High Expectations of Bonn Conference on Climate Change
The Bonn Climate Change Conference from 30 April to 10 May 2018 has two critical agendas (i) writing implementation guidelines for the Paris Agreement and (ii) participate in the Talanoa Dialogue. This article provides a brief summary of the two agendas.
Implementing guidelines of the Paris Agreement
A top priority of the Fiji Presidency at COP 23 is preparing the implementation guidelines for the Paris Agreement also known as the
“Paris rulebook”. These guidelines help putting the Paris Agreement into practice and establish how each country member to the Paris Agreement will implement its requirements.
The guidelines must enable country members to communicate, report, review and strengthen climate action in a way that is transparent and accountable to the international community.

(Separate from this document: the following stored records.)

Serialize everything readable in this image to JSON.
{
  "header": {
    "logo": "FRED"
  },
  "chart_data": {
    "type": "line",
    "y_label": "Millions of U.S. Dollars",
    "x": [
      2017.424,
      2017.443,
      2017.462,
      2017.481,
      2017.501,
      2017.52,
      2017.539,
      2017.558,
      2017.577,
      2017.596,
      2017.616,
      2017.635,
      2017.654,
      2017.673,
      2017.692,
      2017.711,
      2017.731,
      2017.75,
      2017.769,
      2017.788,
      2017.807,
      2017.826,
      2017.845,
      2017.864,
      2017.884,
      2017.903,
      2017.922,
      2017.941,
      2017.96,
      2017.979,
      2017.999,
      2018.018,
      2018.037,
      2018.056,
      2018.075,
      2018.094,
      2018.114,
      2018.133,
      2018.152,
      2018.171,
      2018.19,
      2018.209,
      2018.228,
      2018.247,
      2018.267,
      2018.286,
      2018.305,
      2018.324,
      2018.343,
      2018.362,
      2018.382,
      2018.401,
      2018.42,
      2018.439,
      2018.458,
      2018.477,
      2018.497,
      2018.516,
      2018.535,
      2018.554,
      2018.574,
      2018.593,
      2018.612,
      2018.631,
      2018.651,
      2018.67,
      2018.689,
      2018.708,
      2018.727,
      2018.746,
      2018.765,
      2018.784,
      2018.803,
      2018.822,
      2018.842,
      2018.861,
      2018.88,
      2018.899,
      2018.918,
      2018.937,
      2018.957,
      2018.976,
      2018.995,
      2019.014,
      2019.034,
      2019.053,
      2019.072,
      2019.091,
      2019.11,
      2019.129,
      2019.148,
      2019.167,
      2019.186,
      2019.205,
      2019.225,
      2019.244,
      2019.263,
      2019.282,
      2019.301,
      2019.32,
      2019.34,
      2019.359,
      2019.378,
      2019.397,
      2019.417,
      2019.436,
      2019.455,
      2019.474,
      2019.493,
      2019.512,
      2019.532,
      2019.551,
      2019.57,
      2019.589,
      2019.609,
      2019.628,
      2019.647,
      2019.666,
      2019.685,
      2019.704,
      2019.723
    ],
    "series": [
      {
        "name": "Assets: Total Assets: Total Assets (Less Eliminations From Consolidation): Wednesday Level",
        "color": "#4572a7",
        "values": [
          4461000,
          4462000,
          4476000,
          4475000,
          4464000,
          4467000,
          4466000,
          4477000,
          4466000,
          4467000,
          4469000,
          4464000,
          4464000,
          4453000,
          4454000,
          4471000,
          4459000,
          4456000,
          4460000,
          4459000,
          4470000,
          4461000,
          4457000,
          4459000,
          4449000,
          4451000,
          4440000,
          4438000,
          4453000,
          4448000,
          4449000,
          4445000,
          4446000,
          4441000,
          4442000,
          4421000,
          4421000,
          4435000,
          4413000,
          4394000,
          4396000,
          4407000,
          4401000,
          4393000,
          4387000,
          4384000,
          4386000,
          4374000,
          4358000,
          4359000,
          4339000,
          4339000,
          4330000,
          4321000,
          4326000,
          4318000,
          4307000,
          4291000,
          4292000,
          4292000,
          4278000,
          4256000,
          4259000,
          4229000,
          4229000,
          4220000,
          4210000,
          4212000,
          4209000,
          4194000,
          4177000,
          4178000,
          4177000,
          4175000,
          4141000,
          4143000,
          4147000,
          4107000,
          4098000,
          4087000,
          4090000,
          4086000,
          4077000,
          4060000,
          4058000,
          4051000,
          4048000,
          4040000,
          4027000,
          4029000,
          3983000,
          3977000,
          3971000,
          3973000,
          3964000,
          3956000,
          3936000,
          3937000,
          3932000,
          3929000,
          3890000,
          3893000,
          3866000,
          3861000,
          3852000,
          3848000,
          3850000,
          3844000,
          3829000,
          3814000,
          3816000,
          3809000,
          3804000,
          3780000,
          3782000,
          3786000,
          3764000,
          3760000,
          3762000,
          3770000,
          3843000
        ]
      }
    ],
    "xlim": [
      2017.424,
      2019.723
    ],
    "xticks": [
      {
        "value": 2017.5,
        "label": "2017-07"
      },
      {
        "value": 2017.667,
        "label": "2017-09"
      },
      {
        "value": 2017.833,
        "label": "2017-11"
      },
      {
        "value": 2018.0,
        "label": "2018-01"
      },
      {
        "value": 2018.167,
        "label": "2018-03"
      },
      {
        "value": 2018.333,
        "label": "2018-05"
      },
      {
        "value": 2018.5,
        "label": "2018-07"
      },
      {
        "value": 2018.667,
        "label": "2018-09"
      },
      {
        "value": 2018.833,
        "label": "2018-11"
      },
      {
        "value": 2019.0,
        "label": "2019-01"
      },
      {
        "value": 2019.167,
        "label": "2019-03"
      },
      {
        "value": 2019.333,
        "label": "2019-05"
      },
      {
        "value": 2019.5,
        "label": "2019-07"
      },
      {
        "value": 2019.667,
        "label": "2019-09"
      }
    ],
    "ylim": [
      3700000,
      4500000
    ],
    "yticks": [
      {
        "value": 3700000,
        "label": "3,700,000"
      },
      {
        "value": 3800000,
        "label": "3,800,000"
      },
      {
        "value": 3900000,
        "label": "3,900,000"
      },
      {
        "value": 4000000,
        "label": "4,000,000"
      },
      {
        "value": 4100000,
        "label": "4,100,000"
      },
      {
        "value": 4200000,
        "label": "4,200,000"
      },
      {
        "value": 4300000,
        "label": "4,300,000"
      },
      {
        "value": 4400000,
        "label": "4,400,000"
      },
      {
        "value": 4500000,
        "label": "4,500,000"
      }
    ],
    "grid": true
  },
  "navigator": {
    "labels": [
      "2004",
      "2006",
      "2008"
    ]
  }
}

Clear guidelines will enable a more predictable transformation to a low-carbon and climate-resilient world.
The main sticking points include:
Designing rules that ensure all countries measure their emissions, financial support and other activities consistently;
Providing flexibility for Parties that need it without reverting to a bifurcated approach (that is, different sets of guidelines for developed and developing countries);
Clarifying the functions of the different processes under the Paris Agreement and identifying the most appropriate platforms to advance specific issues (for example, when the limits to adaptation in impacted countries are breached and communities face permanent loss and damage);
Designing the transparency and accountability regime under the Paris Agreement in a coherent and effective manner.
Talanoa dialogue
The Paris Agreement provides for progress assessments (“stocktakes”) every five years in order to ensure that Parties to the agreement turn commitment into concrete action and continue to regularly increase their ambition. The first full global stocktake will occur in 2023 in order to prepare for a new round of climate commitments, known as Nationally Determined Contributions (NDCs), by 2025. However, Parties felt it was important to initiate this cycle prior to the agreement’s anticipated entry into force in 2020, and so a process called the Talanoa Dialogue (initially called a facilitative dialogue) launched at COP 23 in Bonn under the Fiji Presidency to serve as an initial stocktaking exercise.